Gym owner David Ortiz, left, gives a tour of the facility with his son and boxer Jeremy Ortiz on Thursday, Jan. 6, 2022, at the Barracks in Chicago. Alex Rogals | Staff photographer

Making their name

Beas calls the Ortizes the “dynamic duo” and said David has begun to attract some of the top talent in Chicago to his gym, even though The Barracks has only been open for a matter of months.

“Talent attracts talent,” Beas said. “If you have a good boxer, people will notice. Other boxers will notice … David is acquiring a very, very good stable.”

Beas predicted the team from The Barracks could take home a handful of first-place finishes at the Chicago Golden Gloves later this year, assuming COVID-19 allows the event to be held, and David Ortiz said he anticipates as many as four of his fighters, including Jeremy, turning pro in the next several years.

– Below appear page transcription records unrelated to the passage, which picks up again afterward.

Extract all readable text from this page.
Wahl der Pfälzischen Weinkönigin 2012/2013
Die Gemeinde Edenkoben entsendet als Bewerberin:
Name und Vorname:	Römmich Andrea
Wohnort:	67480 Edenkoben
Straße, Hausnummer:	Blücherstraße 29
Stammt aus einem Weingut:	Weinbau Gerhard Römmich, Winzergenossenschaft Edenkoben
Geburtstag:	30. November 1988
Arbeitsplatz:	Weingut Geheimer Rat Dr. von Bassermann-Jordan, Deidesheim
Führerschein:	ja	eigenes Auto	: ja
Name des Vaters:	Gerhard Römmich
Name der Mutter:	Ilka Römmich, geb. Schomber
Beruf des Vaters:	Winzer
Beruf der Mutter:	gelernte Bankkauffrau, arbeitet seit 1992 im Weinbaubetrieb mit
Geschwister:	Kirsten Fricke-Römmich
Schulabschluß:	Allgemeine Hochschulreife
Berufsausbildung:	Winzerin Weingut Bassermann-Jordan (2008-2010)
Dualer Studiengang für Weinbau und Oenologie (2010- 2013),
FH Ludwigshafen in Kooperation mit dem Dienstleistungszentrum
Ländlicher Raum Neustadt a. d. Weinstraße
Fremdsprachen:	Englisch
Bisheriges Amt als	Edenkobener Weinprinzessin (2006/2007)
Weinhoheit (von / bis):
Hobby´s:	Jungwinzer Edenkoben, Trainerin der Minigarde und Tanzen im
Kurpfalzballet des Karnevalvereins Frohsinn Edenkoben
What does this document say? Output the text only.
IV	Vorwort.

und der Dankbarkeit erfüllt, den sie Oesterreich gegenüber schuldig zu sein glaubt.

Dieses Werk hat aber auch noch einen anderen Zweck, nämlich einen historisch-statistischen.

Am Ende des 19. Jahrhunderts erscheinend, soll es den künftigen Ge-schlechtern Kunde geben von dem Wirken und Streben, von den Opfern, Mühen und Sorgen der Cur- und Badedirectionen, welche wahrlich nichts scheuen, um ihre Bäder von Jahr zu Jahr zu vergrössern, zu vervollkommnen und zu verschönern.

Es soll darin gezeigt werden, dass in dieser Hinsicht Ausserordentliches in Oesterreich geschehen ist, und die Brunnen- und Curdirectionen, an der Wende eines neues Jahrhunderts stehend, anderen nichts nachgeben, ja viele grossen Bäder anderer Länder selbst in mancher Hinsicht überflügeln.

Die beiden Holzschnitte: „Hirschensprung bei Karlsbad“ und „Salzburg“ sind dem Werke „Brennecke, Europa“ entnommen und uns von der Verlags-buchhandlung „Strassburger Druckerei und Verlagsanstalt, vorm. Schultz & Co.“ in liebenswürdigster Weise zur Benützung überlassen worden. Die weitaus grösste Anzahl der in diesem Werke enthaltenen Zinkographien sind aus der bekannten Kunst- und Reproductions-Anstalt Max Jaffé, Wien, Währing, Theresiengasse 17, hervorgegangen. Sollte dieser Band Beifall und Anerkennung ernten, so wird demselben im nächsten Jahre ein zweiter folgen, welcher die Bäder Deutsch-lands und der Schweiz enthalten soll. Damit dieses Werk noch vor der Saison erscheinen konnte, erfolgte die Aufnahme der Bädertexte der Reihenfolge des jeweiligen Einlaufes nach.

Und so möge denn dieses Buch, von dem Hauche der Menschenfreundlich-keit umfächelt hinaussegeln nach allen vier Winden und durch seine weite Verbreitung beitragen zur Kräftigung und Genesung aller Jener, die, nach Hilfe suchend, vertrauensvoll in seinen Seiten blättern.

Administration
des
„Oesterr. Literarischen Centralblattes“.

As for the younger Ortiz, he says, “I definitely want to go professional” and David sees that move coming sometime while his son is still in his early 20s. For now, Jeremy has those Golden Gloves on the horizon, followed by some more national tournaments and then a reassessment of where a professional career can begin.

David said he is already working to get his son in front of influential managers and promoters, or get Jeremy invited to a camp held by a top professional boxer in need of training partners, something he said is a regular path to beginning a career where Jeremy can get paid to fight.

“This year, for him, is all about exposure. Notoriety,” David said. “Get him in front of the right people. [Jeremy] will be a professional real soon.”